Maggie schnaubte und drückte ihre Zigarette am Türrahmen rechts neben ihr aus. »Sie und ich wissen genau, dass das nicht der Wahrheit entspricht«, sagte sie mit kratziger Stimme. »Wir haben noch mehr Fahrzeuge, und wir haben diesen Rotorvogel auf dem Dach. Sie haben absolut keinen Grund, auf Rache aus zu sein.« Sie zündete sich eine neue Zigarette an und lächelte süffisant in sich hinein. Die Menge wandte sich wieder Victor zu, wartete stumm auf seine Antwort.

Er lachte, ein nervöses Kichern, welches ihn dumm und ungeschickt aussehen ließ; Gott, wie verdammt er diese räudige Hündin hasste.

»Ich versichere euch allen, dass ich mich nach keiner Rache sehne. Diese Leute haben ihre Rechte verwirkt. Soweit es mich betrifft, möchte ich nur sicherstellen, dass denen bewusst wird, welche Gefahr sie nun hierher gebracht haben.« Das ist richtig, dachte Victor. Trag dick auf, hol dir die Menge zurück, wetteifere um Blut.

»Wissen Sie denn überhaupt, wohin sie sind?«, rief Maggie, die gerade zwischen zwei Zelten stand. »Sie können bereits überall sein; Sie reden gerade so, als ob Sie wüssten, wohin sie sind. Scheiße, Captain, wie dämlich sind Sie eigentlich?«

»Hüten Sie Ihre Zunge«, mahnte Victor sie, weil er spürte, dass die Frau absichtlich versuchte, ihn dumm dastehen zu lassen. »Wir wissen, dass sie an diesem Morgen sehr früh weg sind, und dass uns der Schnee verraten wird, in welche Richtung sie aufgebrochen sind. Ihre Spuren werden wir vom Helikopter aus verfolgen können.«

»Und Sie werden sie zurückbringen, wenn Sie sie erwischt haben?«, wiederholte sie.

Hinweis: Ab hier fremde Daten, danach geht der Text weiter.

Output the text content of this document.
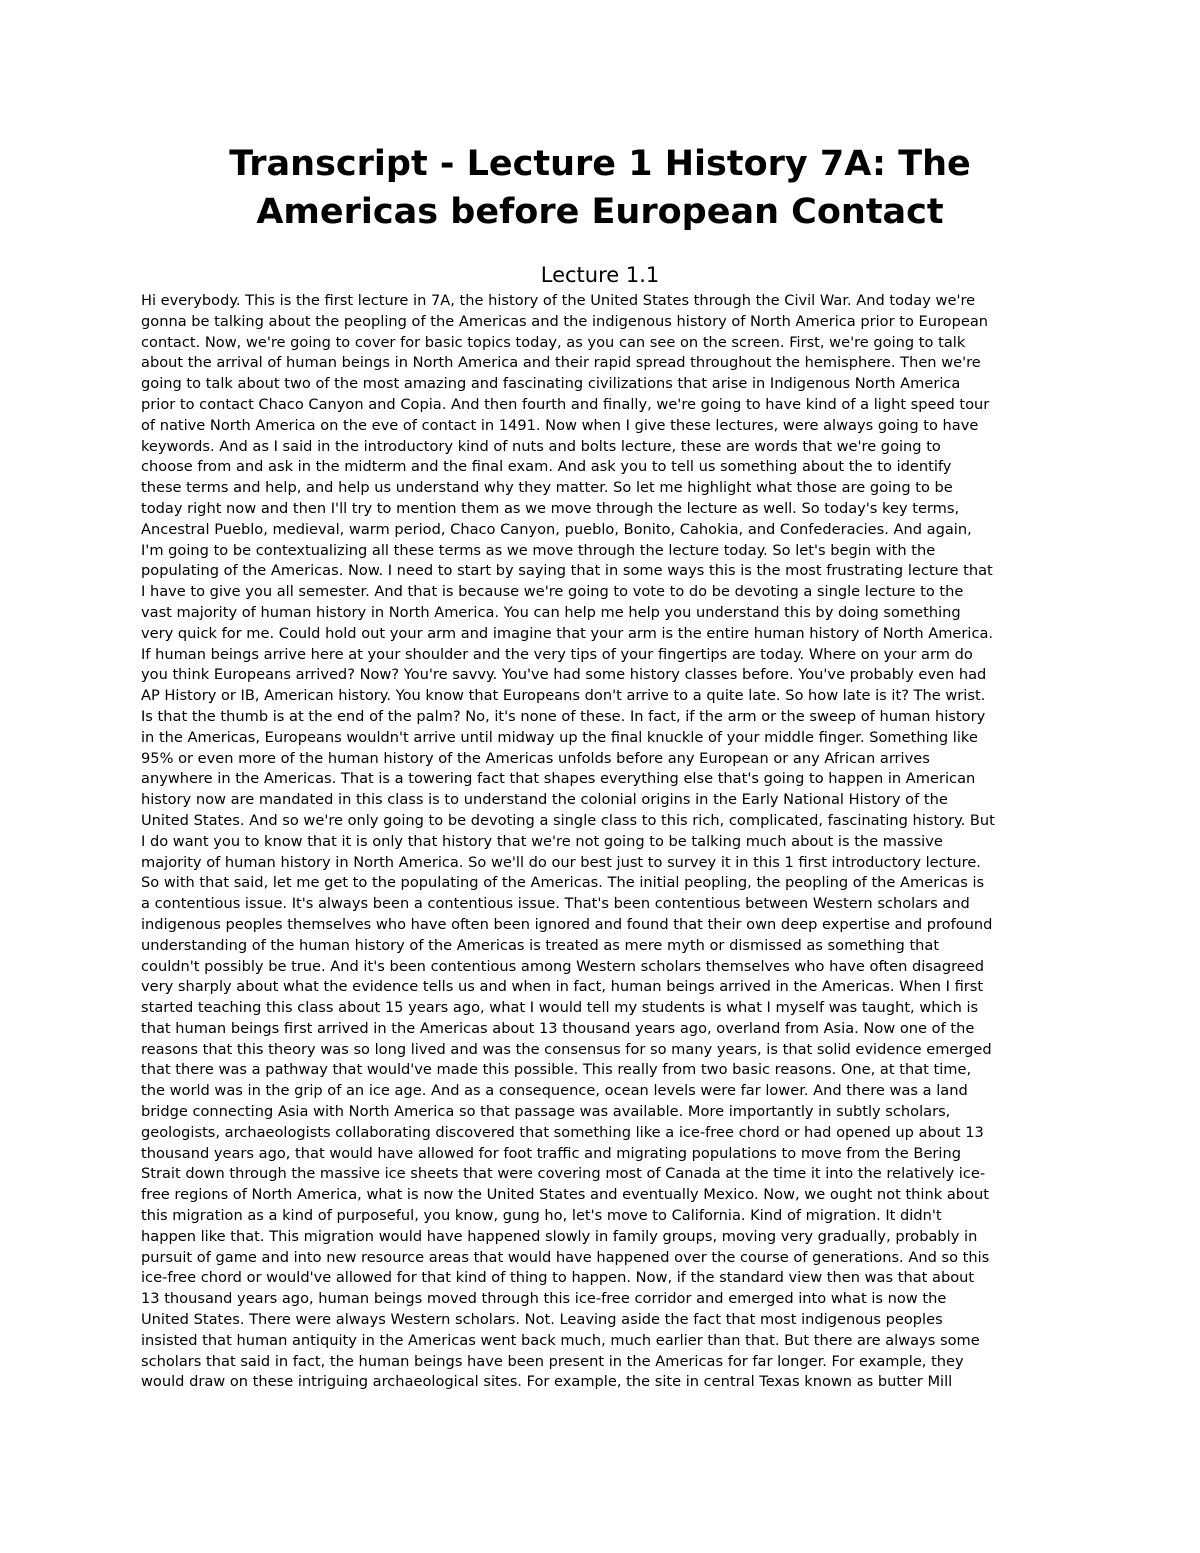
Transcript - Lecture 1 History 7A: The
Americas before European Contact
Lecture 1.1
Hi everybody. This is the first lecture in 7A, the history of the United States through the Civil War. And today we're
gonna be talking about the peopling of the Americas and the indigenous history of North America prior to European
contact. Now, we're going to cover for basic topics today, as you can see on the screen. First, we're going to talk
about the arrival of human beings in North America and their rapid spread throughout the hemisphere. Then we're
going to talk about two of the most amazing and fascinating civilizations that arise in Indigenous North America
prior to contact Chaco Canyon and Copia. And then fourth and finally, we're going to have kind of a light speed tour
of native North America on the eve of contact in 1491. Now when I give these lectures, were always going to have
keywords. And as I said in the introductory kind of nuts and bolts lecture, these are words that we're going to
choose from and ask in the midterm and the final exam. And ask you to tell us something about the to identify
these terms and help, and help us understand why they matter. So let me highlight what those are going to be
today right now and then I'll try to mention them as we move through the lecture as well. So today's key terms,
Ancestral Pueblo, medieval, warm period, Chaco Canyon, pueblo, Bonito, Cahokia, and Confederacies. And again,
I'm going to be contextualizing all these terms as we move through the lecture today. So let's begin with the
populating of the Americas. Now. I need to start by saying that in some ways this is the most frustrating lecture that
I have to give you all semester. And that is because we're going to vote to do be devoting a single lecture to the
vast majority of human history in North America. You can help me help you understand this by doing something
very quick for me. Could hold out your arm and imagine that your arm is the entire human history of North America.
If human beings arrive here at your shoulder and the very tips of your fingertips are today. Where on your arm do
you think Europeans arrived? Now? You're savvy. You've had some history classes before. You've probably even had
AP History or IB, American history. You know that Europeans don't arrive to a quite late. So how late is it? The wrist.
Is that the thumb is at the end of the palm? No, it's none of these. In fact, if the arm or the sweep of human history
in the Americas, Europeans wouldn't arrive until midway up the final knuckle of your middle finger. Something like
95% or even more of the human history of the Americas unfolds before any European or any African arrives
anywhere in the Americas. That is a towering fact that shapes everything else that's going to happen in American
history now are mandated in this class is to understand the colonial origins in the Early National History of the
United States. And so we're only going to be devoting a single class to this rich, complicated, fascinating history. But
I do want you to know that it is only that history that we're not going to be talking much about is the massive
majority of human history in North America. So we'll do our best just to survey it in this 1 first introductory lecture.
So with that said, let me get to the populating of the Americas. The initial peopling, the peopling of the Americas is
a contentious issue. It's always been a contentious issue. That's been contentious between Western scholars and
indigenous peoples themselves who have often been ignored and found that their own deep expertise and profound
understanding of the human history of the Americas is treated as mere myth or dismissed as something that
couldn't possibly be true. And it's been contentious among Western scholars themselves who have often disagreed
very sharply about what the evidence tells us and when in fact, human beings arrived in the Americas. When I first
started teaching this class about 15 years ago, what I would tell my students is what I myself was taught, which is
that human beings first arrived in the Americas about 13 thousand years ago, overland from Asia. Now one of the
reasons that this theory was so long lived and was the consensus for so many years, is that solid evidence emerged
that there was a pathway that would've made this possible. This really from two basic reasons. One, at that time,
the world was in the grip of an ice age. And as a consequence, ocean levels were far lower. And there was a land
bridge connecting Asia with North America so that passage was available. More importantly in subtly scholars,
geologists, archaeologists collaborating discovered that something like a ice-free chord or had opened up about 13
thousand years ago, that would have allowed for foot traffic and migrating populations to move from the Bering
Strait down through the massive ice sheets that were covering most of Canada at the time it into the relatively ice-
free regions of North America, what is now the United States and eventually Mexico. Now, we ought not think about
this migration as a kind of purposeful, you know, gung ho, let's move to California. Kind of migration. It didn't
happen like that. This migration would have happened slowly in family groups, moving very gradually, probably in
pursuit of game and into new resource areas that would have happened over the course of generations. And so this
ice-free chord or would've allowed for that kind of thing to happen. Now, if the standard view then was that about
13 thousand years ago, human beings moved through this ice-free corridor and emerged into what is now the
United States. There were always Western scholars. Not. Leaving aside the fact that most indigenous peoples
insisted that human antiquity in the Americas went back much, much earlier than that. But there are always some
scholars that said in fact, the human beings have been present in the Americas for far longer. For example, they
would draw on these intriguing archaeological sites. For example, the site in central Texas known as butter Mill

Victor hielt inne und dachte nach, bevor er sagte: »Wenn es das ist, was die Leute wollen, dann werde ich dafür sorgen, dass ihnen kein Schaden zugefügt wird.«

»Darauf gebe ich einen Scheiß«, sagte ein Mann vor versammelter Menge. »Sie haben sich ihre Betten gemacht, also sollten wir sie darin auch zur Ruhe legen.«

Victor nickte dem Mann zu, den er nicht im Entferntesten kannte. »Sehen Sie«, sagte er zu Maggie. »Diese Leute kennen ihre Rechte. Sie vertrauen mir bei meinem Tun, und ich werde sie keinesfalls enttäuschen.«

Von der Seite war Jubel zu hören; wieder einmal von der nichtsnutzigen Mannschaft.

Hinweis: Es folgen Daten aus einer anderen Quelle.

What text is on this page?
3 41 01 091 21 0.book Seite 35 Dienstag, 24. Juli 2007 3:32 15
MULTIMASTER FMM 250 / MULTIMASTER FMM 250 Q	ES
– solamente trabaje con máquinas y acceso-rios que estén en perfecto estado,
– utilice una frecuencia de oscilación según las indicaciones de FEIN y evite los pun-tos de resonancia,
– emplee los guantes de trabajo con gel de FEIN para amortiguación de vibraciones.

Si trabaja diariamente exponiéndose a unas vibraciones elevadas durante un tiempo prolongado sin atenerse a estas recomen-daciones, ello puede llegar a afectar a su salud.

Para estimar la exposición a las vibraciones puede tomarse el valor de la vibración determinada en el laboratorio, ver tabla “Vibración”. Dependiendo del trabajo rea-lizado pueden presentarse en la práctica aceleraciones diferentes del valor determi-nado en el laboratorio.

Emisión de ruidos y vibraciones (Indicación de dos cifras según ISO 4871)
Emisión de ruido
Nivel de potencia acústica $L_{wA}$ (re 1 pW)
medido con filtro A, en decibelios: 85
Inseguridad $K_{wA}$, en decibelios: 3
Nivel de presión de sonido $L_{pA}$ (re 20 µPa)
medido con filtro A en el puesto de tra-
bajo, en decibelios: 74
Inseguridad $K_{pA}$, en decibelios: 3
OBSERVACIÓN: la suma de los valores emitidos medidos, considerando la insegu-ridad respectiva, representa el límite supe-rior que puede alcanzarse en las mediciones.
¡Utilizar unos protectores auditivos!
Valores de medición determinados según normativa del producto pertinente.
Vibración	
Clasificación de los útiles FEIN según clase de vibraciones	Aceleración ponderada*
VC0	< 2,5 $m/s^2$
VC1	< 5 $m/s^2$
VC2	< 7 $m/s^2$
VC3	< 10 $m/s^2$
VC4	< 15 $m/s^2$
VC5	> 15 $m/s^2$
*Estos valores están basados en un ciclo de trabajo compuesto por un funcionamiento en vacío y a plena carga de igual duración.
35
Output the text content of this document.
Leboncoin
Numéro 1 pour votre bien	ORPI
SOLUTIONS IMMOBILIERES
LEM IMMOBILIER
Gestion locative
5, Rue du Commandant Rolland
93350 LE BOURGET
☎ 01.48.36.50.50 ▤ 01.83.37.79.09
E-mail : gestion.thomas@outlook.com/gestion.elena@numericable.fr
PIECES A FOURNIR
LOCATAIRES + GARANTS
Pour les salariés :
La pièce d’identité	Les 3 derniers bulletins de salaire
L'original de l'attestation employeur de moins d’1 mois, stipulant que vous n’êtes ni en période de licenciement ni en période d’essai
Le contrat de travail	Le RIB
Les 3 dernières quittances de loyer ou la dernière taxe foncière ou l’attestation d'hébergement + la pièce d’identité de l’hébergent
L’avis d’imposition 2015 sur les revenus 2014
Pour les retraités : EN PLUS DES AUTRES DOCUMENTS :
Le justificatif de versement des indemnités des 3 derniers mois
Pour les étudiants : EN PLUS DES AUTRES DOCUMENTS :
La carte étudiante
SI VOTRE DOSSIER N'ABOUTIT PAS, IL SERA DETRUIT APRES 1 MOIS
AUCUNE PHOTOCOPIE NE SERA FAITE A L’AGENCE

»Die Menschen werden mit Lügen gefüttert«, sagte Maggie ein wenig zitternd. »Sie haben ihnen Ehrfurcht vor Gott eingeimpft, weshalb sie Ihnen nun vertrauen. Nur damit Sie es wissen, Mr. Hoch-und-Heilig, ich werde kein Teil von diesem System, mit dem Sie aufwarten. Ich vertraue Ihnen keineswegs und ich würde mir wünschen, dass mir alle zuhören.« Sie zog fest an der Zigarette, dabei hatte sie schwer damit zu kämpfen, diese mit ihrer zittrigen Hand ruhigzuhalten. »Das ist falsch. Ihnen nachzugehen, wäre einfach nicht richtig. Wir alle wissen, was er ihnen antun wird, kaum dass er sie erwischt hat. Es ist Mord, schlicht und ergreifend, selbst wenn man es noch so beschönigt. Es ist und bleibt einfach beschissen.« Sie schaute sich um, sah in alle Gesichter, sowohl von Jung als auch Alt. Sie konnte sehen, dass ihre Worte entweder wenig oder gar keinen Einfluss hatten. Ohne sich weiter zu äußern, drehte sie sich um und verschwand durch die Tür. Der Klang aufgebrachten Gemurmels machte sich hinter ihr breit.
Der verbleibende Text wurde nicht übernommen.